On the Relationship between Dynamic Contrast-Enhanced Ultrasound Parameters and the Underlying Vascular Architecture Extracted from Acoustic Angiography

Abstract

Dynamic contrast-enhanced ultrasound (DCE-US) has been proposed as a powerful tool for cancer diagnosis by estimation of perfusion and dispersion parameters reflecting angiogenic vascular changes. This work was aimed at identifying which vascular features are reflected by the estimated perfusion and dispersion parameters through comparison with acoustic angiography (AA). AA is a high-resolution technique that allows quantification of vascular morphology. Three-dimensional AA and 2-D DCE-US bolus acquisitions were used to monitor the growth of fibrosarcoma tumors in nine rats. AA-derived vascular properties were analyzed along with DCE-US perfusion and dispersion to investigate the differences between tumor and control and their evolution in time. AA-derived microvascular density and DCE-US perfusion exhibited good agreement, confirmed by their spatial distributions. No vascular feature was correlated with dispersion. Yet, dispersion provided better cancer classification than perfusion. We therefore hypothesize that dispersion characterizes vessels that are smaller than those visible with AA.

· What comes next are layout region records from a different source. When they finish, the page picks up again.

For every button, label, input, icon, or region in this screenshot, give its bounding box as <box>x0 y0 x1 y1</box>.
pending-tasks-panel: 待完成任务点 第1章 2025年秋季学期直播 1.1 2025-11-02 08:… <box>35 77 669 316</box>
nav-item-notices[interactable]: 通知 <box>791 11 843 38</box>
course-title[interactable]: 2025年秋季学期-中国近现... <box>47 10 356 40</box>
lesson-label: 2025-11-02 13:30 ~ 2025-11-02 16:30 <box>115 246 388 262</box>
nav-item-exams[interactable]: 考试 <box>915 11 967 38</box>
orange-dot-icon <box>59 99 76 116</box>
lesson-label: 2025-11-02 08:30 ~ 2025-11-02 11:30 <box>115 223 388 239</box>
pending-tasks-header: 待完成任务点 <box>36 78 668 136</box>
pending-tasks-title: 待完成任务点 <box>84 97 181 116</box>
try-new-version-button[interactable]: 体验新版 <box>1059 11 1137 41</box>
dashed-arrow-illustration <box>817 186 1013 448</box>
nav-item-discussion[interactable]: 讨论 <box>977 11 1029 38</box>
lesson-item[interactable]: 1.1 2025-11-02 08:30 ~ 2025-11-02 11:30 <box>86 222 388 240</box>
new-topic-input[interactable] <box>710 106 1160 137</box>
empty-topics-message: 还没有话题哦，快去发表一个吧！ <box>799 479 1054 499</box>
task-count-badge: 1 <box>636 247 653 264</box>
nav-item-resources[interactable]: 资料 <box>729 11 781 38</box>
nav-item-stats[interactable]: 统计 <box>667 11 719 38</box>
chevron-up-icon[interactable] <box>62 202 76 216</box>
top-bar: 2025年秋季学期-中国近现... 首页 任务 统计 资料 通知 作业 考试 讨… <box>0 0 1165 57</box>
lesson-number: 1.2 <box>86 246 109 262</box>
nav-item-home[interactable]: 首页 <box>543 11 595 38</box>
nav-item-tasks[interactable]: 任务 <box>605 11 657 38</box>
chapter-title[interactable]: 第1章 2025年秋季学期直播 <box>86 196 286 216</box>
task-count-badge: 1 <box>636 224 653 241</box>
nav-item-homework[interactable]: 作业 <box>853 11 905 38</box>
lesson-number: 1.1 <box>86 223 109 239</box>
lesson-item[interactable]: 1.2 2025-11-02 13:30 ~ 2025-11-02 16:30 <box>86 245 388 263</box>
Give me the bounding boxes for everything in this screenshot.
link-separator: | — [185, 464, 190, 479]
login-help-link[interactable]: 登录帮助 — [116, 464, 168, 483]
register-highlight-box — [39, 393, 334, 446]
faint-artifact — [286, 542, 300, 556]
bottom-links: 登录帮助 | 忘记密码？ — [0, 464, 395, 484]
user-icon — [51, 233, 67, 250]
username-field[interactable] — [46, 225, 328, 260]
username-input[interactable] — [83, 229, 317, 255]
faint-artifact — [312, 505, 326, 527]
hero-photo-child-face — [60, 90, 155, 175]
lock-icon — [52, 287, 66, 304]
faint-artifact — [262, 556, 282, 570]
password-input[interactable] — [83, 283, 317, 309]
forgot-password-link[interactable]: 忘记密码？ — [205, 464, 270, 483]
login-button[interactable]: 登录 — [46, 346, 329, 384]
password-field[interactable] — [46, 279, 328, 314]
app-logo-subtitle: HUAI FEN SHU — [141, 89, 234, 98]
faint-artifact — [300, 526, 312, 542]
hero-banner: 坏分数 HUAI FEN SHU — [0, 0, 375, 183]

Keywords: Acoustic angiography; Cancer; Dispersion; Dynamic contrast-enhanced ultrasound; Perfusion; Ultrasound contrast agents.

Figure 1:

DCE-US and AA images of the same plane, and maps of the extracted features. a: maximum intensity projection of the DCE-US video. The tumor is encircled by a red contour, while the region outside the blue contour belongs to the control, separated by a margin which was not included in the analysis. Regions with power below the threshold of −22 dBs of the maximum intensity are displayed in black. b-c: perfusion and dispersion colormaps, respectively. Regions with power below −22 dBs of the maximum intensity are displayed in white. d: Selected AA slice. e-f: vascular skeleton, colorcoded according to the values of the microvascular desity, and mean radius, respectively (yellow indicates low values, while red inicates high values). The numbers in b and d illustate the vessels identified in the perfusion maps, used as markers to locate the right plane in AA volumes.

Figure 2:

A typical preprocessed indicator dilution curve. T1 shows the appearance time, T0 is taken 3 seconds before appearance time. The interval from T0 to T2 shows the interval of the IDC used for dispersion analysis. The tangens of the angle alpha of the line fitted to the indicator dilution curve in the 2 seconds after appearance time is the wash-in-rate.

Figure 3:

AA maximum intensity projection. The tumor region is indicated by the red contour, surrounded by the control region.

Figure 4:

Boxplots of tumor and control parameters, binned together from all time points. a: dispersion, b: perfusion, c: distance metric, d: sum of angles metric, e: vessel length, f: vessel radius, g: microvascular density, h: volume vascular density. Cohen’s d measure is indicated above the plots.

Figure 5:

Boxplots of tumor (T1, T2, T3, T4) and control (C1, C2, C3, C4) parameters, binned together at different time points. a: dispersion, b: perfusion, c: volume vascular density, d: microvascular density, e: vessel radius, f: vessel length, g: sum of angles metric.

Figure 6:

Results of the Tukey’s post hoc test performed on tumor and control parameters at four time points (indicated by T1, T2, T3, T4 and by C1, C2, C3, C4, respectively). The colors of the rows indicate whether the distribution is significantly different from the others, green and yellow representing different significance levels. a: dispersion, b: perfusion, c: volume vascular density, d: microvascular density, e: vessel radius, f: vessel length, g: sum of angles metric.